İhbar Tazminatı - Yargıtay Kararlı
Konuya ilişkin makalemiz
Konuya İlişkin Yargıtay Kararları;
Yargıtay 9. HD., E. 2014/13877 K. 2015/26914 T. 30.09.2015
Somut olayda davacı, davacının 01.01.2007-07.01.2013 tarihleri arasında kesintisiz olarak ... den ihale ile alınan ... projesi işyerlerinde çalıştığı, Davalı şirket ile ... sendikası arasında imzalanan TİS yürürlülük süresinin 15.11.2007-14.11.2009 tarihleri arası olduğu, davacının sendikalı üyeliğine başvuru tarihinin 27.12.2007 , sendika üyeliğine kabul tarihinin de 28.01.2008 olduğu tespit edilmiştir. TİS’ in 14.11.2009 tarihinde sona ermesinden sonra her sene yılbaşında imzalanan taraflar arasında bireysel iş sözleşmeleriyle ücret miktarı düşürülmüş ve 01.01.2010 tarihinden sonra iş sözleşmelerine uygun olarak ücret ödemesi yapılmıştır. Davacı, dava dilekçesinde, TİS’ ne aykırı olarak, ücretinin düşürüldüğünü iddia ederek, fark alacaklarının ödetilmesini istemiştir. Mahkemece, TİS 'in sona ermesinden sonraki dönem için TİS'e göre alması gereken brüt ücretin ödenmesi gerektiğinden TİS ile kazanılan en son brüt ücret ile bordrolar uyarınca ödenen ücretler arasındaki farkların davacıya ödenmesi gerektiği gerekçesiyle talebin kısmen kabulüne karar verilmiştir.
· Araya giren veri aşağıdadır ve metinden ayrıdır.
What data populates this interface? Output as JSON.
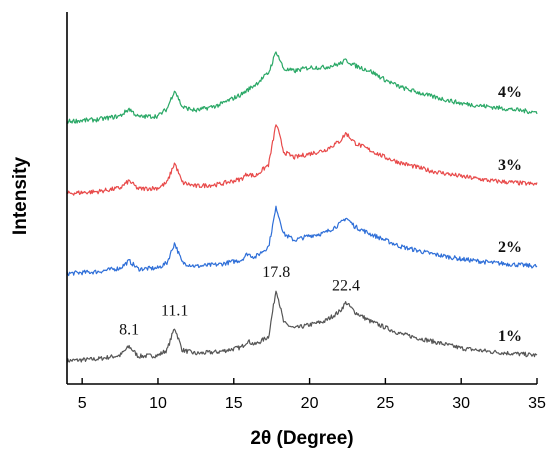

Dairemiz incelemesinden geçen çok sayıda dava dosyasında, bireysel iş sözleşmelerine itibar edilip iş sözleşmelerinin imzalandığı tarihten sonraki döneme ait fark ücret taleplerinin reddi gerektiği, sözleşmelerin baskı altında imzalandığı yönündeki iddiaların ise ciddî olmadığı sonucuna varılmıştır. Mahkemece, TİS’ in 14.11.2009 tarihinde sona ermesinden, bireysel iş sözleşmesinin imzalandığı 01.01.2010 tarihe kadar TİS ücret zammı farkı, eksik ödenen ücret, ikramiye farkı alacakları var ise hüküm altına alınması gerekirken yanılgılı değerlendirmeyle iş sözleşmesi imzalanan dönem içinde fark alacakların yazılı şekilde hüküm altına alınması isabetsizdir
Yargıtay 22. HD., E. 2016/4626, K. 2019/849, T. 14.01.2019).
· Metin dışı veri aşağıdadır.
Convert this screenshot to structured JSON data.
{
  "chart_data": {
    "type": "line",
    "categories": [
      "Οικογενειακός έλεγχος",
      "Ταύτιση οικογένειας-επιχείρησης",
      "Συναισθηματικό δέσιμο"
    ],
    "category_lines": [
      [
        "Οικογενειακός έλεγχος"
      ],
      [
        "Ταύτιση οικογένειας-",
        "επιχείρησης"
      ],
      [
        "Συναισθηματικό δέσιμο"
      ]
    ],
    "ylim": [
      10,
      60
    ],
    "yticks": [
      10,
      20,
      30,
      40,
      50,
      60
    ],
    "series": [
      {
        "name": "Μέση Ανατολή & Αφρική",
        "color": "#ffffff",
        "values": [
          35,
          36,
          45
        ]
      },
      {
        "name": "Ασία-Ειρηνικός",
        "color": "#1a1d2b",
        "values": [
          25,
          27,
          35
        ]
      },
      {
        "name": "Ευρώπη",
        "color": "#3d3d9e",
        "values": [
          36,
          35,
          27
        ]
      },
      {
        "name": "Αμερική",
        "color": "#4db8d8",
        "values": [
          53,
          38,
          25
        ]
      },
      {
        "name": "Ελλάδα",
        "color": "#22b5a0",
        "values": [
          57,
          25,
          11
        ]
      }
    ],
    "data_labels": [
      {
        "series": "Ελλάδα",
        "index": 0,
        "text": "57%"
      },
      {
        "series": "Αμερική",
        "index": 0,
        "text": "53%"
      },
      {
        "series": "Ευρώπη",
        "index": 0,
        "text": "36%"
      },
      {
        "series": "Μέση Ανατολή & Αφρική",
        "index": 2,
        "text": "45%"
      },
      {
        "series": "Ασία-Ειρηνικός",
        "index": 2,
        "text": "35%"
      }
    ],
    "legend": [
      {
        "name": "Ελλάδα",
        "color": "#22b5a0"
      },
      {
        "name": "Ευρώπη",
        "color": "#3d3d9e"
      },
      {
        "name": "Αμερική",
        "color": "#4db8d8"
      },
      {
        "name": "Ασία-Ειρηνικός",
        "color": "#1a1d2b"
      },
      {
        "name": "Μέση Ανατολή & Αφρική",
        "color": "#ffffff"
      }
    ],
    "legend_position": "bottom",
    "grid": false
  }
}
Somut olayda; dosyaya, davacının yıllık izin kullanmayı talep ettiğine dair “yıllık izin formu” başlıklı iki adet belge sunulmuştur. 6100 sayılı Hukuk Muhakemeleri Kanunu’nun 31. maddesinde düzenlenen “hakimin davayı aydınlatma ödevi” kapsamında, davacı asil duruşmaya çağrılarak, bahsi geçen belgelerde yazılı yıllık izin sürelerinin kullandırılıp kullandırılmadığı hususunda beyanının sorulması gereklidir. ... göre yıllık izin ücreti alacağı bakımından bir değerlendirme yapılması gerekirken Mahkemece bu yönde bir işlem yapılmadan yazılı şekilde karar verilmesi isabetli olmamıştır.
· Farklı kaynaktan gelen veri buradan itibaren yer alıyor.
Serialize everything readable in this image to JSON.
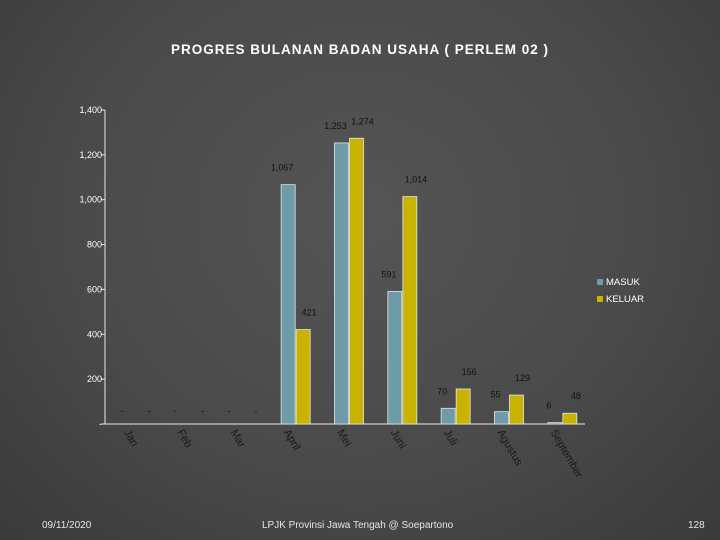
{
  "slide": {
    "title": "PROGRES BULANAN BADAN USAHA ( PERLEM 02 )",
    "date": "09/11/2020",
    "footer_center": "LPJK Provinsi Jawa Tengah @ Soepartono",
    "page_number": "128"
  },
  "chart_data": {
    "type": "bar",
    "title": "",
    "xlabel": "",
    "ylabel": "",
    "categories": [
      "Jan",
      "Feb",
      "Mar",
      "April",
      "Mei",
      "Juni",
      "Juli",
      "Agustus",
      "September"
    ],
    "ylim": [
      0,
      1400
    ],
    "yticks": [
      0,
      200,
      400,
      600,
      800,
      1000,
      1200,
      1400
    ],
    "ytick_labels": [
      "-",
      "200",
      "400",
      "600",
      "800",
      "1,000",
      "1,200",
      "1,400"
    ],
    "grid": false,
    "legend_position": "right",
    "series": [
      {
        "name": "MASUK",
        "color": "#6f9aa8",
        "values": [
          0,
          0,
          0,
          1067,
          1253,
          591,
          70,
          55,
          6
        ],
        "labels": [
          "-",
          "-",
          "-",
          "1,067",
          "1,253",
          "591",
          "70",
          "55",
          "6"
        ]
      },
      {
        "name": "KELUAR",
        "color": "#c8b400",
        "values": [
          0,
          0,
          0,
          421,
          1274,
          1014,
          156,
          129,
          48
        ],
        "labels": [
          "-",
          "-",
          "-",
          "421",
          "1,274",
          "1,014",
          "156",
          "129",
          "48"
        ]
      }
    ]
  }
}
Yargıtay 9. HD., E. 2008/14746 K. 2010/2360 T. 05.02.2010,)
Somut olayda işçinin emeklilik nedeni ile verdiği ayrılma dilekçesi üzerine ayrıldığı tarihe kadar, işverenin fesih bildirimi sonuçlarını doğurmaktadır. Davacı işçinin verdiği dilekçe , bir anlamda önel süresinin kısaltılmasına ilişkin olup, bu dilekçesi davalının daha önce yaptığı önelli fesih bildirimini ve dolayısı ile önel içinde işverenin 2 saat iş arama izni vermesi gereğini ortadan kaldırmamaktadır. Mahkemece, davacının önel süresi içinde 2 saat iş arama izni verilmemesi nedeni ile zamlı karşılığı ücret alacağının , işçi tarafından feshi halinde iş arama izni istenemeyeceği" gerekçesi ile reddi doğru değildir. Davalı işverenin önelli fesih bildirimi tarihi ile davacının emekli olduğu tarihe kadar kullandırılmayan iş saatleri içindeki günde 2 saat iş arama karşılığı % 100 zamlı ücretin hesaplanarak hüküm altına alınması gerekir.